AYOT ST. PETER, St. Peter (TL 150 219), HERTFORDSHIRE. (Bedrock: Palaeocene Series, Lambeth Group.)
A church by the Victorian architect, John Pollard Seddon (1827-1906), notable for its structural colour. This little building, standing in a rural corner of central Hertfordshire, is the work of the late Victorian architect, John Pollard Seddon, an artist of real ability and sustained invention even if - as must be admitted - he adhered to no fixed style, for his buildings comprise an eclectic assortment, ranging from Byzantine Romanesque at Hoarwithy, Herefordshire, to French neo-Gothic for the university buildings along the seafront at Aberystwyth, Ceredigion, and a vaguely Early English/ Decorated transitional style for much of his later ecclesiastical work, as may be seen here. Seddon's strength, however, lay in the level of personal supervision he gave to his commissions, and in the way he envisaged the decoration and furnishings of his buildings as being integral to their design. Apart from those buildings themselves, he was, therefore, a 'prolific designer of furniture, metalwork, stained glass, tiles and ceramics' (Wikipedia), which was a direction in which his family background doubtless led him: his father was a cabinet maker and his brother, a landscape painter. His articled pupil, Charles F. A. Voysey, would become as famous for his fabrics and furnishings as for his very distinctive country houses.

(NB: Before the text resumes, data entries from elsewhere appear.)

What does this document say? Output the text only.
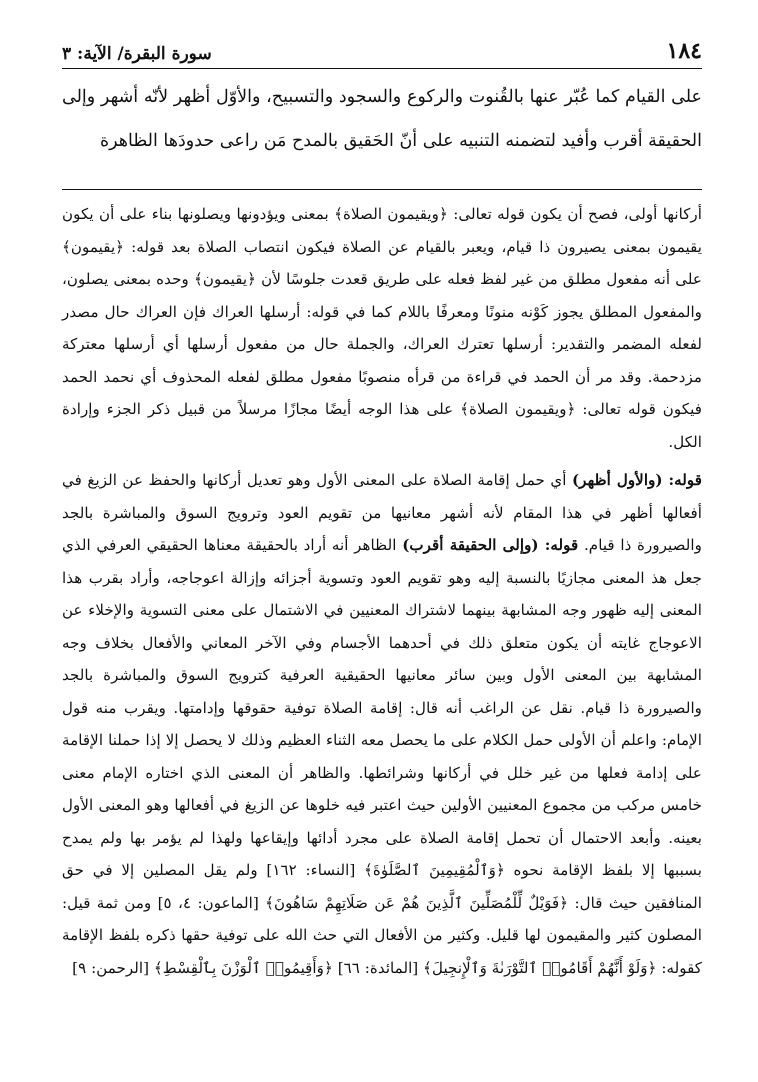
١٨٤
سورة البقرة/ الآية: ٣
على القيام كما عُبّر عنها بالقُنوت والركوع والسجود والتسبيح، والأوّل أظهر لأنّه أشهر وإلى الحقيقة أقرب وأفيد لتضمنه التنبيه على أنّ الحَقيق بالمدح مَن راعى حدودَها الظاهرة

أركانها أولى، فصح أن يكون قوله تعالى: ﴿ويقيمون الصلاة﴾ بمعنى ويؤدونها ويصلونها بناء على أن يكون يقيمون بمعنى يصيرون ذا قيام، ويعبر بالقيام عن الصلاة فيكون انتصاب الصلاة بعد قوله: ﴿يقيمون﴾ على أنه مفعول مطلق من غير لفظ فعله على طريق قعدت جلوسًا لأن ﴿يقيمون﴾ وحده بمعنى يصلون، والمفعول المطلق يجوز كَوْنه منونًا ومعرفًا باللام كما في قوله: أرسلها العراك فإن العراك حال مصدر لفعله المضمر والتقدير: أرسلها تعترك العراك، والجملة حال من مفعول أرسلها أي أرسلها معتركة مزدحمة. وقد مر أن الحمد في قراءة من قرأه منصوبًا مفعول مطلق لفعله المحذوف أي نحمد الحمد فيكون قوله تعالى: ﴿ويقيمون الصلاة﴾ على هذا الوجه أيضًا مجازًا مرسلاً من قبيل ذكر الجزء وإرادة الكل.

قوله: (والأول أظهر) أي حمل إقامة الصلاة على المعنى الأول وهو تعديل أركانها والحفظ عن الزيغ في أفعالها أظهر في هذا المقام لأنه أشهر معانيها من تقويم العود وترويج السوق والمباشرة بالجد والصيرورة ذا قيام. قوله: (وإلى الحقيقة أقرب) الظاهر أنه أراد بالحقيقة معناها الحقيقي العرفي الذي جعل هذ المعنى مجازيًا بالنسبة إليه وهو تقويم العود وتسوية أجزائه وإزالة اعوجاجه، وأراد بقرب هذا المعنى إليه ظهور وجه المشابهة بينهما لاشتراك المعنيين في الاشتمال على معنى التسوية والإخلاء عن الاعوجاج غايته أن يكون متعلق ذلك في أحدهما الأجسام وفي الآخر المعاني والأفعال بخلاف وجه المشابهة بين المعنى الأول وبين سائر معانيها الحقيقية العرفية كترويج السوق والمباشرة بالجد والصيرورة ذا قيام. نقل عن الراغب أنه قال: إقامة الصلاة توفية حقوقها وإدامتها. ويقرب منه قول الإمام: واعلم أن الأولى حمل الكلام على ما يحصل معه الثناء العظيم وذلك لا يحصل إلا إذا حملنا الإقامة على إدامة فعلها من غير خلل في أركانها وشرائطها. والظاهر أن المعنى الذي اختاره الإمام معنى خامس مركب من مجموع المعنيين الأولين حيث اعتبر فيه خلوها عن الزيغ في أفعالها وهو المعنى الأول بعينه. وأبعد الاحتمال أن تحمل إقامة الصلاة على مجرد أدائها وإيقاعها ولهذا لم يؤمر بها ولم يمدح بسببها إلا بلفظ الإقامة نحوه ﴿وَٱلْمُقِيمِينَ ٱلصَّلَوٰةَ﴾ [النساء: ١٦٢] ولم يقل المصلين إلا في حق المنافقين حيث قال: ﴿فَوَيْلٌ لِّلْمُصَلِّينَ ٱلَّذِينَ هُمْ عَن صَلَاتِهِمْ سَاهُونَ﴾ [الماعون: ٤، ٥] ومن ثمة قيل: المصلون كثير والمقيمون لها قليل. وكثير من الأفعال التي حث الله على توفية حقها ذكره بلفظ الإقامة كقوله: ﴿وَلَوْ أَنَّهُمْ أَقَامُوا۟ ٱلتَّوْرَىٰةَ وَٱلْإِنجِيلَ﴾ [المائدة: ٦٦] ﴿وَأَقِيمُوا۟ ٱلْوَزْنَ بِٱلْقِسْطِ﴾ [الرحمن: ٩]
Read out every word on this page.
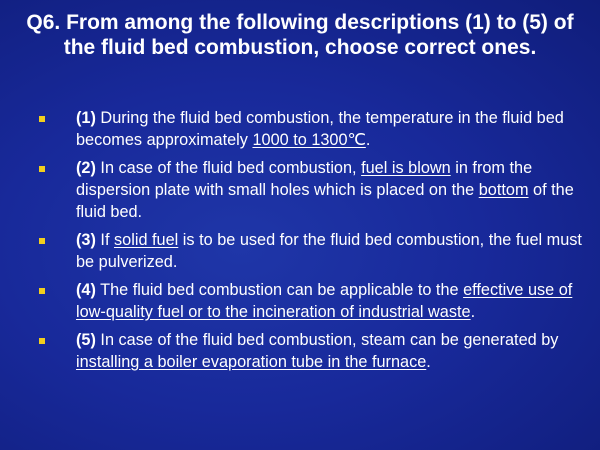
Q6. From among the following descriptions (1) to (5) of the fluid bed combustion, choose correct ones.
(1) During the fluid bed combustion, the temperature in the fluid bed becomes approximately 1000 to 1300℃.
(2) In case of the fluid bed combustion, fuel is blown in from the dispersion plate with small holes which is placed on the bottom of the fluid bed.
(3) If solid fuel is to be used for the fluid bed combustion, the fuel must be pulverized.
(4) The fluid bed combustion can be applicable to the effective use of low-quality fuel or to the incineration of industrial waste.
(5) In case of the fluid bed combustion, steam can be generated by installing a boiler evaporation tube in the furnace.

St. Peter's was built in 1874-5 and consists of a nave, chancel and apse, with adjoining southeast tower, a polygonal organ chamber in the re-entrant between the tower and chancel, and a cross-gabled vestry, butted up against the tower S. wall in 1897. The exterior is distinguished on all sides by the employment of coloured brick, but seen at its most flamboyant around the apse and in the upper stages of the tower (as illustrated above and right). The spire rises between four large broaches which manage he transition to its octagonal base from the square section of the tower below, and features an acutely-pointed gable on each of its cardinal sides, of which that to the east contains a decorative clock-face designed by Seddon and executed in mosaic by Jesse Rust of Rust's Vitreous Mosaic Company (fl. 1860-90), in blue, red, white and black mosaic (James Nall-Cain, Ayot St. Peter's Church: an Illustrated Guide, 2013, p.4). The church is lit mostly by cusped lancets, grouped in twos or threes as around the apse, or put together in a more complicated arrangement in the nave W. wall, where two, two-light windows sandwich a single cusped lancet, set beneath a well-proportioned sexfoil in a double-chamfered, moulded brick surround.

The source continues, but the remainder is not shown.